Gregg Malkary: The baby boomer population is aging and the healthcare industry doesn't have the facilities to handle all the chronically ill patients that will be coming into the system. The home is the ideal setting for providing care and RPM fits into this environment perfectly.
HME: Your report contends that although interest is high, healthcare organizations are making limited investments in RPM. There seems to be a conflict here. Why?
GM: They see the potential, but the sticking point is reimbursement. Payers--both public and private--are not providing reimbursement for them. There is limited incentive for healthcare organizations to make the investment themselves, but there is also low-hanging fruit for those providers who have capitated managed care arrangements based on a per patient/per month formula. Home health agencies are compensated on a prospective payment system, which is a fixed sum they can use however they want.
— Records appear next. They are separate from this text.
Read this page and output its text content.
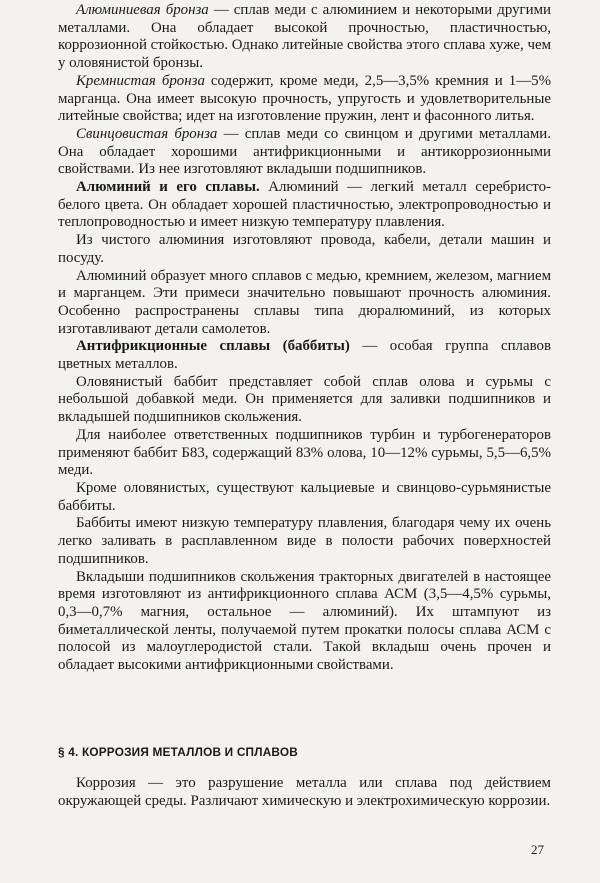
Алюминиевая бронза — сплав меди с алюминием и некоторыми другими металлами. Она обладает высокой прочностью, пластичностью, коррозионной стойкостью. Однако литейные свойства этого сплава хуже, чем у оловянистой бронзы.

Кремнистая бронза содержит, кроме меди, 2,5—3,5% кремния и 1—5% марганца. Она имеет высокую прочность, упругость и удовлетворительные литейные свойства; идет на изготовление пружин, лент и фасонного литья.

Свинцовистая бронза — сплав меди со свинцом и другими металлами. Она обладает хорошими антифрикционными и антикоррозионными свойствами. Из нее изготовляют вкладыши подшипников.

Алюминий и его сплавы. Алюминий — легкий металл серебристо-белого цвета. Он обладает хорошей пластичностью, электропроводностью и теплопроводностью и имеет низкую температуру плавления.

Из чистого алюминия изготовляют провода, кабели, детали машин и посуду.

Алюминий образует много сплавов с медью, кремнием, железом, магнием и марганцем. Эти примеси значительно повышают прочность алюминия. Особенно распространены сплавы типа дюралюминий, из которых изготавливают детали самолетов.

Антифрикционные сплавы (баббиты) — особая группа сплавов цветных металлов.

Оловянистый баббит представляет собой сплав олова и сурьмы с небольшой добавкой меди. Он применяется для заливки подшипников и вкладышей подшипников скольжения.

Для наиболее ответственных подшипников турбин и турбогенераторов применяют баббит Б83, содержащий 83% олова, 10—12% сурьмы, 5,5—6,5% меди.

Кроме оловянистых, существуют кальциевые и свинцово-сурьмянистые баббиты.

Баббиты имеют низкую температуру плавления, благодаря чему их очень легко заливать в расплавленном виде в полости рабочих поверхностей подшипников.

Вкладыши подшипников скольжения тракторных двигателей в настоящее время изготовляют из антифрикционного сплава АСМ (3,5—4,5% сурьмы, 0,3—0,7% магния, остальное — алюминий). Их штампуют из биметаллической ленты, получаемой путем прокатки полосы сплава АСМ с полосой из малоуглеродистой стали. Такой вкладыш очень прочен и обладает высокими антифрикционными свойствами.

§ 4. КОРРОЗИЯ МЕТАЛЛОВ И СПЛАВОВ

Коррозия — это разрушение металла или сплава под действием окружающей среды. Различают химическую и электрохимическую коррозии.

27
RPM equipment can actually help them achieve better outcomes, which under the proposed pay-for-performance system, could eventually lead to higher rates.
HME: Do HME providers have a place in the supply chain as distributors? If not as distributors, is there another roll they could fill?
GM: The HME provider's role in the supply chain is an incredibly complex topic. I think there will be a number of ways to get this equipment to the end-user and the HME provider could be one of many options. I don't see them becoming the predominant distributors of this equipment, however. For one thing, they don't have the infrastructure it would take for widespread distribution. I think they would be wise to look for partners, such as disease management companies. There are a variety of functions HME providers can serve and they need to study the market thoroughly to determine the best opportunities available to them.